27. 30/11/2011 tarihli ve 6216 sayılı Anayasa Mahkemesinin Kuruluşu ve Yargılama Usulleri Hakkında Kanun’un “Bireysel başvuru hakkı” kenar başlıklı 45. maddesinin (2) numaralı fıkrası şöyledir:

“İhlale neden olduğu ileri sürülen işlem, eylem ya da ihmal için kanunda öngörülmüş idari ve yargısal başvuru yollarının tamamının bireysel başvuru yapılmadan önce tüketilmiş olması gerekir.”

28. Anılan Anayasa ve Kanun hükümlerine göre bireysel başvuru yoluyla Anayasa Mahkemesine başvurabilmek için olağan kanun yollarının tüketilmiş olması gerekir. Temel hak ve özgürlüklere saygı, devletin tüm organlarının anayasal ödevi olup bu ödevin ihmal edilmesi nedeniyle ortaya çıkan hak ihlallerinin düzeltilmesi idari ve yargısal makamların görevidir. Bu nedenle temel hak ve özgürlüklerin ihlal edildiği iddialarının öncelikle derece mahkemeleri önünde ileri sürülmesi, bu makamlar tarafından değerlendirilmesi ve bir çözüme kavuşturulması esastır. Bu nedenle Anayasa Mahkemesine bireysel başvuru, iddia edilen hak ihlallerinin derece mahkemelerince düzeltilmemesi hâlinde başvurulabilecek ikincil nitelikte bir kanun yoludur. Bireysel başvuru yolunun ikincil niteliği gereği Anayasa Mahkemesine bireysel başvuruda bulunabilmek için öncelikle olağan kanun yollarının tüketilmesi zorunludur (Ayşe Zıraman ve Cennet Yeşilyurt, B. No: 2012/403, 26/3/2013, §§ 16, 17).

29. Somut olayda İstanbul 12. Ağır Ceza Mahkemesinin 2/4/2013 tarihli kararı ile başvurucunun ve müdafiinin hazır olduğu duruşmada başvurucunun mahkûmiyetine karar verilmiş olup hüküm başvurucuya ve müdafiine duruşmada tefhim edilmiştir.
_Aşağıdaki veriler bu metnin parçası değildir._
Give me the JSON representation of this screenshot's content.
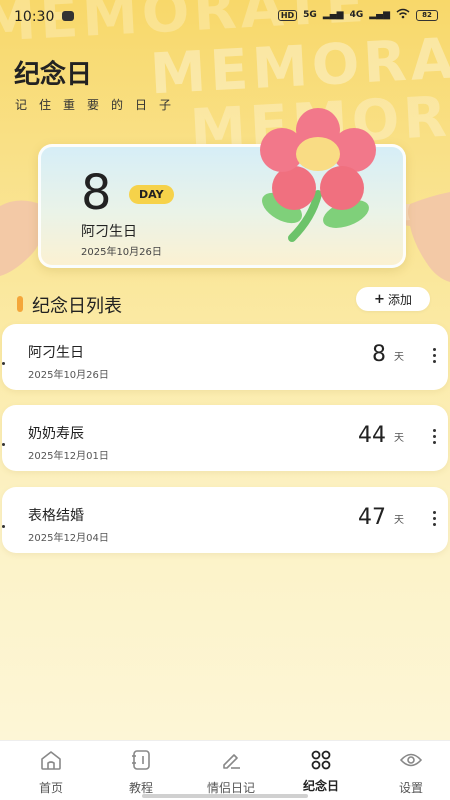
{
  "status_bar": {
    "time": "10:30",
    "indicators": [
      "HD",
      "5G",
      "4G"
    ],
    "battery": "82"
  },
  "page": {
    "title": "纪念日",
    "subtitle": "记住重要的日子",
    "background_words": [
      "MEMORATION",
      "MEMORATE"
    ]
  },
  "hero": {
    "days": "8",
    "unit_badge": "DAY",
    "name": "阿刁生日",
    "date": "2025年10月26日"
  },
  "section": {
    "title": "纪念日列表",
    "add_label": "添加",
    "add_icon": "plus-icon"
  },
  "items": [
    {
      "name": "阿刁生日",
      "date": "2025年10月26日",
      "days": "8",
      "unit": "天"
    },
    {
      "name": "奶奶寿辰",
      "date": "2025年12月01日",
      "days": "44",
      "unit": "天"
    },
    {
      "name": "表格结婚",
      "date": "2025年12月04日",
      "days": "47",
      "unit": "天"
    }
  ],
  "nav": {
    "items": [
      {
        "label": "首页",
        "icon": "home-icon"
      },
      {
        "label": "教程",
        "icon": "notebook-icon"
      },
      {
        "label": "情侣日记",
        "icon": "pen-icon"
      },
      {
        "label": "纪念日",
        "icon": "grid-icon",
        "active": true
      },
      {
        "label": "设置",
        "icon": "settings-icon"
      }
    ]
  },
  "colors": {
    "accent": "#f4a63a",
    "badge": "#f6d24a",
    "background_top": "#f8d86a",
    "background_bottom": "#fdf6d6"
  }
}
Mahkeme gerekçeli kararını UYAP ortamında 27/5/2013 tarihinde onaylamış ve karar başvurucunun müdafiine 27/6/2013 tarihinde tebliğ edilmiştir. Başvurucu, Mahkemeye sunduğu 14/5/2013 tarihli dilekçesiyle gerekçeli kararın kendisine tebliğ edilmesini talep etmiş, Mahkeme 28/2/2014 tarihli yazıyla gerekçeli kararı başvurucuya tebliğ edilmek üzere başvurucunun tutulu bulunduğu Ceza İnfaz Kurumuna göndermiştir. Anılan mahkûmiyet kararı, Yargıtay 6. Ceza Dairesinin 16/7/2014 tarihli ilamı ile bozulmuştur. Kanun değişikliği gereği dosyanın devredildiği Bakırköy 9. Ağır Ceza Mahkemesi 28/5/2015 tarihinde başvurucunun toplam 34 yıl 14 ay 15 gün hapis ve 375 TL adli para cezaları ile cezalandırılmasına karar vermiştir.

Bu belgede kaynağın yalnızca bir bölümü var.